# Etherwave Tuning help.

Posted: 8/1/2020 5:47:30 PM

Joined: 8/1/2020

Oh it sounds so beautiful!!

My ultimate dream is to either restore or replicate the 1929
Rca tube theremin. But I need more knowledge before I'd ever touch a real 1929 rca. That is one I'd be deathly afraid to damage.

I just replaced the choke so finger crossed. Switching it on now

Posted: 8/1/2020 6:03:44 PM

Joined: 8/1/2020

OOk Im soooo happy!!!
Replaced the choke and after the tuning took about 30 seconds and walla good as new

Posted: 8/1/2020 6:04:35 PM

Joined: 8/1/2020

Dewster  you are a genius 👏

Posted: 8/2/2020 2:06:28 AM

From: Northern NJ, USA

Joined: 2/17/2012

"Replaced the choke and after the tuning took about 30 seconds and walla good as new"  - Djmaximus

Yay!  Those things can be kinda fragile.

There's basically one trick to getting somewhat better analog linearity.  Theremin figured it out literally a century ago, and Bob M. incorporated it in the EW (though the Big Briar versions aren't as refined as his later offerings).  You don't have to go the tube route to net any of the magic of the C field, IMO.

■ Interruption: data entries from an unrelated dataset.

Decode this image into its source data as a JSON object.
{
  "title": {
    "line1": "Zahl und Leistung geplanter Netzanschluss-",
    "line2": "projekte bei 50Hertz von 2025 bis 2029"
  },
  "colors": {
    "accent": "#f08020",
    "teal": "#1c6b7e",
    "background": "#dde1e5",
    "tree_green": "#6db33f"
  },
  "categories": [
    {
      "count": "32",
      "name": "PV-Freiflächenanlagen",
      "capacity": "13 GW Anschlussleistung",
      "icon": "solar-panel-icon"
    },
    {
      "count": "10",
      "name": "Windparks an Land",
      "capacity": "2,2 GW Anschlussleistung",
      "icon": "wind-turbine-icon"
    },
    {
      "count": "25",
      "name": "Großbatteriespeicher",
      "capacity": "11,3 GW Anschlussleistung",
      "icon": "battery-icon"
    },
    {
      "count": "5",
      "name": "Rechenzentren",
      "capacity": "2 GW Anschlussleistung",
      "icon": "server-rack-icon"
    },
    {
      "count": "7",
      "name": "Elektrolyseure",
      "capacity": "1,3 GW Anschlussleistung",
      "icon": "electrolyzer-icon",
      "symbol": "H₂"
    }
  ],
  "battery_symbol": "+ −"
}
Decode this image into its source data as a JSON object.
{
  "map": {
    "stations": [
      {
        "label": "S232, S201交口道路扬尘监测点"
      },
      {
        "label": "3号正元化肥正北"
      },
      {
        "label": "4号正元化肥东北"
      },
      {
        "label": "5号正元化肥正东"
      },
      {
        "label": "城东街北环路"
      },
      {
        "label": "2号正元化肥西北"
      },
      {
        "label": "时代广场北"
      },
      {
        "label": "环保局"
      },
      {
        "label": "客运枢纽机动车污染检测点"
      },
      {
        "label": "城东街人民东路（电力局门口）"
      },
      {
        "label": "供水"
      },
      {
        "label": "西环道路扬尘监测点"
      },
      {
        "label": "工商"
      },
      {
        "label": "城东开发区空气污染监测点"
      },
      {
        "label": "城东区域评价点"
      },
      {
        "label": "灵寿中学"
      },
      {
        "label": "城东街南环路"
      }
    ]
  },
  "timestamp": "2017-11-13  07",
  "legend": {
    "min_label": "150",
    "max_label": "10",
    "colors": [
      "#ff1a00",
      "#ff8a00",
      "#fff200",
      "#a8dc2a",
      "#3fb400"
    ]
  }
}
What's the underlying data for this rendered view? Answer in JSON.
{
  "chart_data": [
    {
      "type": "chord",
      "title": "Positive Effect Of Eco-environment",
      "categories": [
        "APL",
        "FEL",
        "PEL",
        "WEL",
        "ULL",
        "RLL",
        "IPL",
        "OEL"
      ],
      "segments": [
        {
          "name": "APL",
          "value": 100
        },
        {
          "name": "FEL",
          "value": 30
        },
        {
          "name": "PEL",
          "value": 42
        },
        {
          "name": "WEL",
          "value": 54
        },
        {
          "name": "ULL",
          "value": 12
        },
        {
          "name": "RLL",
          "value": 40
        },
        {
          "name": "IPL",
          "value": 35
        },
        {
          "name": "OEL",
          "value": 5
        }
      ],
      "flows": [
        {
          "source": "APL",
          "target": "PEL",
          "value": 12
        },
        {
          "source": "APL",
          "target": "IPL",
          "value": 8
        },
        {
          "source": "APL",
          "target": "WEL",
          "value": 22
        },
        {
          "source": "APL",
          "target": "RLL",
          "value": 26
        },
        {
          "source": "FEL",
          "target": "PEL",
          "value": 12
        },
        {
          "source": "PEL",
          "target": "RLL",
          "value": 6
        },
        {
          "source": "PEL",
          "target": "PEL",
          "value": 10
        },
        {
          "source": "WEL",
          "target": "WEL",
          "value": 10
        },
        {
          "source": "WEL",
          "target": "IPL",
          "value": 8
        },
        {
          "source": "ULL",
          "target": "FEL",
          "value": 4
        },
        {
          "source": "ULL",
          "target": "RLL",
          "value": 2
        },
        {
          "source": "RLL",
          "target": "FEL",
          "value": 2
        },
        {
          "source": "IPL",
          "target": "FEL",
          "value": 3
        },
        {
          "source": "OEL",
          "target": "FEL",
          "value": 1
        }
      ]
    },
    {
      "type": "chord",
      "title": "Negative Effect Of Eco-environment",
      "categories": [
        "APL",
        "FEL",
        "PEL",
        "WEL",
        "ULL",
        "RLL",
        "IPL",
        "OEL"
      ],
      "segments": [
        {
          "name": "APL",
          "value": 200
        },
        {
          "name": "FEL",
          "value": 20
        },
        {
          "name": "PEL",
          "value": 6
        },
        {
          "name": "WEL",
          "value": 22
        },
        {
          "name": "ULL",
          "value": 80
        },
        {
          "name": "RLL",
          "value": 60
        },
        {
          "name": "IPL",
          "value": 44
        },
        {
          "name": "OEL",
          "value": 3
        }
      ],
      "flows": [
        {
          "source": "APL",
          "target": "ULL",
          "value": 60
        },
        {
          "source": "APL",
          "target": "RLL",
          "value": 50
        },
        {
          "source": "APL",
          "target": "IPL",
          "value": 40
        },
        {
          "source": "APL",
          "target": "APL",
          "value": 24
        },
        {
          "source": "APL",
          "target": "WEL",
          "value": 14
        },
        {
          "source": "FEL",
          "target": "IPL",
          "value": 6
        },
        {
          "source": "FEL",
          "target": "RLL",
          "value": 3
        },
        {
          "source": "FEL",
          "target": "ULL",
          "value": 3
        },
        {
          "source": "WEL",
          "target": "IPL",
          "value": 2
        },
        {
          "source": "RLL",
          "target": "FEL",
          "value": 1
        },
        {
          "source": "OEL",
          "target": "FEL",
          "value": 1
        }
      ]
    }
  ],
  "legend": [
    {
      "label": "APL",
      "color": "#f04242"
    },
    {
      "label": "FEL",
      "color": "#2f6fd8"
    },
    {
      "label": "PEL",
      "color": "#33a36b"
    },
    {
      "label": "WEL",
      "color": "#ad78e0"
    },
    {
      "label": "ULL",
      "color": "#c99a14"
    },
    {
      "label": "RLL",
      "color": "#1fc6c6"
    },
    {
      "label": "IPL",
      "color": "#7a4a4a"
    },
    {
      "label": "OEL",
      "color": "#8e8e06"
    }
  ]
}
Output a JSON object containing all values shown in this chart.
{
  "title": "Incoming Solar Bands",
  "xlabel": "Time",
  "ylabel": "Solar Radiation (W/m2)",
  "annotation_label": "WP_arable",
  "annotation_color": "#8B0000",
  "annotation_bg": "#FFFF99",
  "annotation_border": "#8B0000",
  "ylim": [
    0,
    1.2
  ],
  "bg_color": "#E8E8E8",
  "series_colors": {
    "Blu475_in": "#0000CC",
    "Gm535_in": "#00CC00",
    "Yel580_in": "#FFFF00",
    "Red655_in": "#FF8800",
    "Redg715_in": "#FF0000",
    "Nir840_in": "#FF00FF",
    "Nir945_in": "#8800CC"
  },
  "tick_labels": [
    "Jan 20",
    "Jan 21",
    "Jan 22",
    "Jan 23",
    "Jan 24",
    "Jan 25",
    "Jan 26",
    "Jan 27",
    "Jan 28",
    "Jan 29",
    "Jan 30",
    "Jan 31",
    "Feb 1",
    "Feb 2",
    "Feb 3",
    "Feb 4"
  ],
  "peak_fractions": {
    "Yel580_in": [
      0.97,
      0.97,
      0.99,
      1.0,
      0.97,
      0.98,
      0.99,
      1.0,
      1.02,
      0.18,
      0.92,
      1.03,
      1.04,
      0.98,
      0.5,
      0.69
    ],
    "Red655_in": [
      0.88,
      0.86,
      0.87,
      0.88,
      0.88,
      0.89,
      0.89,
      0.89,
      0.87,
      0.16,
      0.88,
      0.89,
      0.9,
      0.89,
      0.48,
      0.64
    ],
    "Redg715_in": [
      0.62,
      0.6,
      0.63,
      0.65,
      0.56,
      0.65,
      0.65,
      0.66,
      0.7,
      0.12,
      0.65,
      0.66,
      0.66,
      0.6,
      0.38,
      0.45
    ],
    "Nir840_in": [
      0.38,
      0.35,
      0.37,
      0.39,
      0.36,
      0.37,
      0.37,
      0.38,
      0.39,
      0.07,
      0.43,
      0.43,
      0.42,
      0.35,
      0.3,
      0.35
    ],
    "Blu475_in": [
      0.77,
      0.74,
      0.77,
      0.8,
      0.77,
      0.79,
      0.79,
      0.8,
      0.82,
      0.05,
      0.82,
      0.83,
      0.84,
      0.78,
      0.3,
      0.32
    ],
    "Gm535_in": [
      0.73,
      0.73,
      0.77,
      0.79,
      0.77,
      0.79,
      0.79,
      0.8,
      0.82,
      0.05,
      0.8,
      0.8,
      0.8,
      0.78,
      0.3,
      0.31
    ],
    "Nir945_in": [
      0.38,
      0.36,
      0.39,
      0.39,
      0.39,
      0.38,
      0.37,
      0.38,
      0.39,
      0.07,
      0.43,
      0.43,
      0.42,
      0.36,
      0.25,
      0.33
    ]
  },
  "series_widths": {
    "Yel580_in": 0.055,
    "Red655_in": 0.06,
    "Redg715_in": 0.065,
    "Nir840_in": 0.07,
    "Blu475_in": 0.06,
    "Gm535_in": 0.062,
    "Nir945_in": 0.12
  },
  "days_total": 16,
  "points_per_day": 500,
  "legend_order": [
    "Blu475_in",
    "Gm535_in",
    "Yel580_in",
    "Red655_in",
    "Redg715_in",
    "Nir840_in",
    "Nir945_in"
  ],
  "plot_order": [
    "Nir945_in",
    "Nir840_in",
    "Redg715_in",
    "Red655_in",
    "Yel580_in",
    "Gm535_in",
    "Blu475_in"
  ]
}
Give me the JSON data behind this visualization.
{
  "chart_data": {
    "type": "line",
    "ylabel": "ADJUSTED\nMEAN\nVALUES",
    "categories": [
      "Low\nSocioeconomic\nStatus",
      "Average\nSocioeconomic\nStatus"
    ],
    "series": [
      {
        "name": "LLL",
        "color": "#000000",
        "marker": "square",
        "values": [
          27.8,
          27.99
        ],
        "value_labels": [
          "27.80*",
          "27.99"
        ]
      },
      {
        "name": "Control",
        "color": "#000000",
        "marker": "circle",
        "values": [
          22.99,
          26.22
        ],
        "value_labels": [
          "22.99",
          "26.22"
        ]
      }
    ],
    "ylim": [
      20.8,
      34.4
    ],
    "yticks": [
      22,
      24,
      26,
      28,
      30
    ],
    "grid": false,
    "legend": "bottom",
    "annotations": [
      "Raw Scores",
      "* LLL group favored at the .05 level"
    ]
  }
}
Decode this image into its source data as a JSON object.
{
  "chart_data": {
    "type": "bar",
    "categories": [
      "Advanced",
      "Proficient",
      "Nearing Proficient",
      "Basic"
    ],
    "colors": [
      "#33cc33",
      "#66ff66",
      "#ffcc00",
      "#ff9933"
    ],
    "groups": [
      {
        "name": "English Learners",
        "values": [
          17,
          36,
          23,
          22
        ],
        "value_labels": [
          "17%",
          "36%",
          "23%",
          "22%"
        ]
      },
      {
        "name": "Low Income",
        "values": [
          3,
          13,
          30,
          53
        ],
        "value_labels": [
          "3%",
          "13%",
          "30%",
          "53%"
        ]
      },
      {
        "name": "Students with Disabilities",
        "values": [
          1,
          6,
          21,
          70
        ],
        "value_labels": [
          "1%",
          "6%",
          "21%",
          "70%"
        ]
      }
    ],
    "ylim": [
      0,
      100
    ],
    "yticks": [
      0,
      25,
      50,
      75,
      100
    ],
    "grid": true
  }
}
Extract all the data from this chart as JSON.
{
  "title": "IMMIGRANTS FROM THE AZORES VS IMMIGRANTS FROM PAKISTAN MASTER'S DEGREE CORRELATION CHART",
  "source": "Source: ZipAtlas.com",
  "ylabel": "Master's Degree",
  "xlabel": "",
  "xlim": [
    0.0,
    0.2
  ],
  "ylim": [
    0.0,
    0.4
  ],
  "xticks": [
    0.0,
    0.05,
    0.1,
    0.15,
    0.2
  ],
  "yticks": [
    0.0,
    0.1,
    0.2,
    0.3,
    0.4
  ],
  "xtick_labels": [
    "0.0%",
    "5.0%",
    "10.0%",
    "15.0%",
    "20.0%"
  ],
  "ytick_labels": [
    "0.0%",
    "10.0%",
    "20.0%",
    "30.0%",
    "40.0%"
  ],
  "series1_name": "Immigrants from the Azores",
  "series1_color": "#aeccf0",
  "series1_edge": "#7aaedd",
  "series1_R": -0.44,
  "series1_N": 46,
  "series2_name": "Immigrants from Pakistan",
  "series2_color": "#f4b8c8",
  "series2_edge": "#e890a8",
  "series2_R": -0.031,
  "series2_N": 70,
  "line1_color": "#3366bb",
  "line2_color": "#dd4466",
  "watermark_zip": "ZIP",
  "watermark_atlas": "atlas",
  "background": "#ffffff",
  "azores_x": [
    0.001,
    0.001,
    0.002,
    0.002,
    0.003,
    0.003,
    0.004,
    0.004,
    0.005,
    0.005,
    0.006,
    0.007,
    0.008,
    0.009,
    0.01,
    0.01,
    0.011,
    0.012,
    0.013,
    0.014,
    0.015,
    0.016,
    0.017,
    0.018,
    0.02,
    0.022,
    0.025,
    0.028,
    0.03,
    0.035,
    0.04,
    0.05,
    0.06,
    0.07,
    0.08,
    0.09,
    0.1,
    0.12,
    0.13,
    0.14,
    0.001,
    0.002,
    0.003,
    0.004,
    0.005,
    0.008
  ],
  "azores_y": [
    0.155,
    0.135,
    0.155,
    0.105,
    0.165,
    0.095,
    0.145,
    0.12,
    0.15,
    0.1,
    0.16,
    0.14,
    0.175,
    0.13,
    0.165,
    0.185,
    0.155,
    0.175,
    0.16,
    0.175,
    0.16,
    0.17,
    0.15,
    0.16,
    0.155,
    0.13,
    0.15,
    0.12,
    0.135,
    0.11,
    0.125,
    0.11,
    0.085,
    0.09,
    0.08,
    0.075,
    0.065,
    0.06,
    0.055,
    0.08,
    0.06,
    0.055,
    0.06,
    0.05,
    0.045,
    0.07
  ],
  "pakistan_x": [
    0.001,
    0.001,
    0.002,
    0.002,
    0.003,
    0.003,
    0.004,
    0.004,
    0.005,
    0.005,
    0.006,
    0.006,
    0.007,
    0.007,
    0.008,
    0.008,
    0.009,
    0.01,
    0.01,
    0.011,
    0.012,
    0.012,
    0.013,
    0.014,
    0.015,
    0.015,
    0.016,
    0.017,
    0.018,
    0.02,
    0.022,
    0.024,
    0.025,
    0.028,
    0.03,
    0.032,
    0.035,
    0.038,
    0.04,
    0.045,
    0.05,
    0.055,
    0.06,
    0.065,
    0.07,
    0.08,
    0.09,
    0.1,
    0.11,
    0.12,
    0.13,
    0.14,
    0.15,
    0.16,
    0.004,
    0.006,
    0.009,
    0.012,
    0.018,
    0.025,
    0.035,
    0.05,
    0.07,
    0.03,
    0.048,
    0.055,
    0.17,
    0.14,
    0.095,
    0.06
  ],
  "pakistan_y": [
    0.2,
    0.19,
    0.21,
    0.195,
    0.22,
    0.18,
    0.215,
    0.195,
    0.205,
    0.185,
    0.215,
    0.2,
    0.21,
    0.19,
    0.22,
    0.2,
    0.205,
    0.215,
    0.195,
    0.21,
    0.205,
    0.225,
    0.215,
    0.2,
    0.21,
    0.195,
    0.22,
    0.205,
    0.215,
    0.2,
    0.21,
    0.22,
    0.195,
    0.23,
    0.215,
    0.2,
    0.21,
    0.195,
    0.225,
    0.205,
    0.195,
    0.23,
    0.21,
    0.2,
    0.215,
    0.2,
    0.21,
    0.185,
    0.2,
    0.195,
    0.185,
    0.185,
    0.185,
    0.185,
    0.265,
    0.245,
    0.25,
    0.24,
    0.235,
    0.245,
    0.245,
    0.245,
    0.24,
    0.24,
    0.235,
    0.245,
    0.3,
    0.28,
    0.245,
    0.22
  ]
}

Posted: 8/2/2020 12:08:44 PM

From: Berlin Germany

Joined: 4/27/2016

Linearity of heterodyning theremins is one of the most overinterpreted technical parameter concerning theremins. Let me explain it a bit why.

Because of the small distance-variable hand capacitance you have an approximately linear curve between the hand capacitance versus the frequency change of the LC pitch oscillator. But this is not the linearity of the audio octaves: the doubling of frequency within an equal distance gap. The hand capacitance itself follows a formula that is different using a rod (1/distance weigthed with 1/natural logarithmus of distance to rod-radius ratio) or a plate (1/distance). Based on this is in the very near of the antenna and also near the nulling point no linearity to expect, physics says.

The collaboration of your hand geometrie, body mass, earth grounding, moving path of the hand, pitch frequency, choose of nulling point and the geometrie of the antenna and coupling to the oscillator have to make the octave behavior linear.

I obtained that most thereministi use a slight bow to the rod antenna, that is good for playing and gets more octaves linear. This right moving path depends on your finger geometry, your own mass and body dimensions (water content).

Important is: geometry of the rod should be not too thin. A thin receiver telescope rod antenna is definitly not usable, if linearity does play a roll. For more basics inclusive the "linearization coil" debate visit my thread basic experiments.

Nice to read that you want to build a theremin. Welcome to the club!